I think you could do a fair amount of pass-through and simple processing of audio with an arduino. As you say, 22k samples/second at 16MHz CPU speed gives you something like 700 instructions to "process" each sample. Note that in general, both reading and writing analog data is going to be more than a single instruction, and "real" audio algorithms like digital filtering end up taking a very large number of cycles to implement (and perhaps lots of memory as well), but I bet you could do a pretty good job of (for example) recording audino to a serial flash chip or card, introducing distortion, etc; the sort of things people used to do with simple electronics cleverly used to make guitar effects devices, for example. Compressing the audio using a modern scheme like mp3 is probably out of the question, though.
Note that in general, both reading and writing analog data is going to be more than a single instruction,
I wasn't thinking about that. Would the incoming audio have to be written into some kind of buffer and then read back out? I sort of think of audio as just acting like an analogRead on a knob that's turning very very fast But I guess it's probably much more complicated than that.
and "real" audio algorithms like digital filtering end up taking a very large number of cycles to implement (and perhaps lots of memory as well), but I bet you could do a pretty good job of (for example) recording arduino to a serial flash chip or card, introducing distortion, etc; the sort of things people used to do with simple electronics cleverly used to make guitar effects devices, for example. Compressing the audio using a modern scheme like mp3 is probably out of the question, though.
Yeah, I wasn't hoping to do any real dsp like filtering or mp3 compression. More like using the audio to effect control signals with primitive envelope following or things like that.
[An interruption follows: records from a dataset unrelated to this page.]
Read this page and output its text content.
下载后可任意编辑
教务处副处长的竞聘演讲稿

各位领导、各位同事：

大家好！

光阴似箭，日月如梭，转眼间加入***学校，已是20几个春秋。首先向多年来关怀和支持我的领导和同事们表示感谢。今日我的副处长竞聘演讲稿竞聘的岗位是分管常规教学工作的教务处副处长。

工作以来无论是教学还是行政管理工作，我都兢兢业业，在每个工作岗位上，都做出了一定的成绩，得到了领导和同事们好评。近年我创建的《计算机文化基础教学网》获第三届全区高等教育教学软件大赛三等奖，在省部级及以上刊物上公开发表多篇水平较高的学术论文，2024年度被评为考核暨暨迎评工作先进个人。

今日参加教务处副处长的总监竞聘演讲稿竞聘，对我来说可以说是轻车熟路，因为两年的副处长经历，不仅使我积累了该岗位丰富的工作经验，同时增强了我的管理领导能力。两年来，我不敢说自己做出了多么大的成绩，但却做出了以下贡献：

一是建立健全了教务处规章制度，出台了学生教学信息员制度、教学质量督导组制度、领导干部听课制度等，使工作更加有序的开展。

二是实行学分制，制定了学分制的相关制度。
both reading and writing analog data is going to be more than a single instruction,
I wasn't thinking about that. Would the incoming audio have to be written into some kind of buffer and then read back out? I sort of think of audio as just acting like an analogRead on a knob that's turning very very fast But I guess it's probably much more complicated than that.
I wouldn't say that it's MUCH more complicated than that, but have you looked at the code underneath "analogRead" to get an idea of its complexity? Typically you tweak a bit to start a conversion, wait for the conversion to finish, read the data, and then set a timer for the next time you want to sample the input. If you have an external converter, this probably happens over some sort of communications channel that may require additional bit-twiddling to talk to. None of it is really "hard", but it all takes instructions, and the whole process is "hard" real-time; start taking a little bit too long SOME of the time and the results will suck.
I haven't actually looked at the underlying code for analogRead but it makes sense that the code would be similar in principle to what would be required for an external ADC. Thanks for the help!